- From: Tim Bray <tbray@textuality.com>
- Date: Wed, 23 Jul 2003 22:06:15 -0700
- To: pat hayes <phayes@ihmc.us>
- Cc: www-tag@w3.org
pat hayes wrote:
> Let me illustrate the point with a simple example. If you click on
> http://www.ihmc.us/users/phayes/Yosemite.html
> your web browser will show you a picture of Yosemite valley with some
> surrounding text which asserts, not unreasonably, that the web page you
> are looking at is about Yosemite. ...
> Now, there are two ways we could use the above vocabulary to talk about
> this.
I have a quibble with the presentation of one of the straw people, but
also I have questions. Does the difference between these stories
matter? Does the difference between them have any observable effect on
the behavior of software?
Most important: Is either of them a falsifiable hypothesis?

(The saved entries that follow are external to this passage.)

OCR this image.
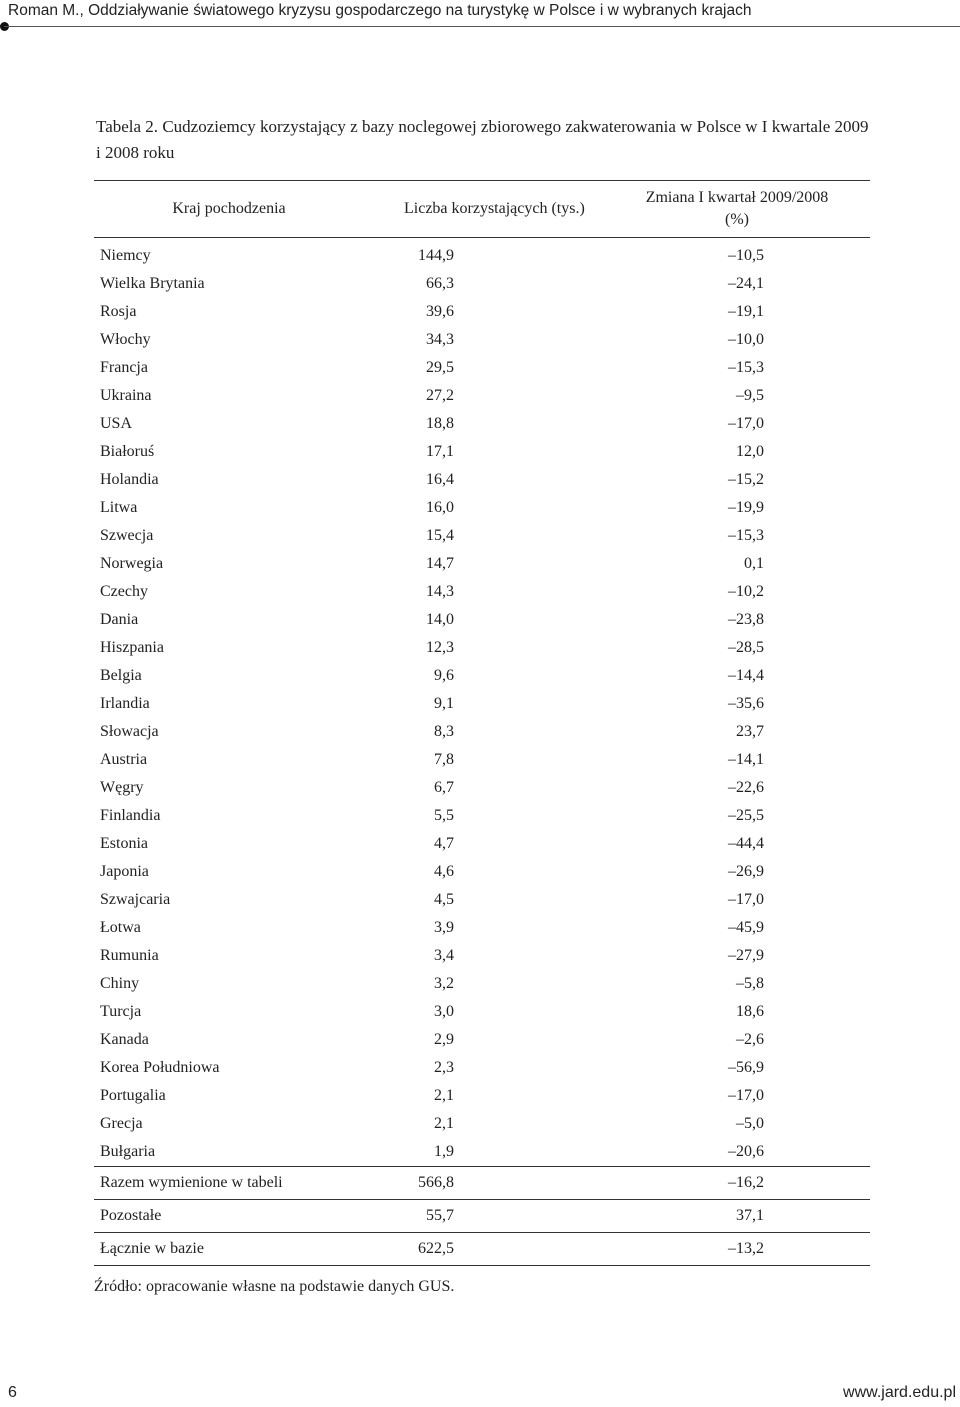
Roman M., Oddziaływanie światowego kryzysu gospodarczego na turystykę w Polsce i w wybranych krajach
Tabela 2. Cudzoziemcy korzystający z bazy noclegowej zbiorowego zakwaterowania w Polsce w I kwartale 2009 i 2008 roku
Kraj pochodzenia	Liczba korzystających (tys.)	Zmiana I kwartał 2009/2008
(%)
Niemcy	144,9	–10,5
Wielka Brytania	66,3	–24,1
Rosja	39,6	–19,1
Włochy	34,3	–10,0
Francja	29,5	–15,3
Ukraina	27,2	–9,5
USA	18,8	–17,0
Białoruś	17,1	12,0
Holandia	16,4	–15,2
Litwa	16,0	–19,9
Szwecja	15,4	–15,3
Norwegia	14,7	0,1
Czechy	14,3	–10,2
Dania	14,0	–23,8
Hiszpania	12,3	–28,5
Belgia	9,6	–14,4
Irlandia	9,1	–35,6
Słowacja	8,3	23,7
Austria	7,8	–14,1
Węgry	6,7	–22,6
Finlandia	5,5	–25,5
Estonia	4,7	–44,4
Japonia	4,6	–26,9
Szwajcaria	4,5	–17,0
Łotwa	3,9	–45,9
Rumunia	3,4	–27,9
Chiny	3,2	–5,8
Turcja	3,0	18,6
Kanada	2,9	–2,6
Korea Południowa	2,3	–56,9
Portugalia	2,1	–17,0
Grecja	2,1	–5,0
Bułgaria	1,9	–20,6
Razem wymienione w tabeli	566,8	–16,2
Pozostałe	55,7	37,1
Łącznie w bazie	622,5	–13,2
Źródło: opracowanie własne na podstawie danych GUS.
6	www.jard.edu.pl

> First story (based on my understanding of REST). The "resource" is an
> idealized abstraction of this page on my server, thought of as a kind of
> idealized Platonic document-in-the-sky (since this particular resource
> is static)
Huh? It's identified by a URI, it emits representations, that's all
there is. The Platonic abstractions are your own invention.
--
Cheers, Tim Bray
(ongoing fragmented essay: http://www.tbray.org/ongoing/)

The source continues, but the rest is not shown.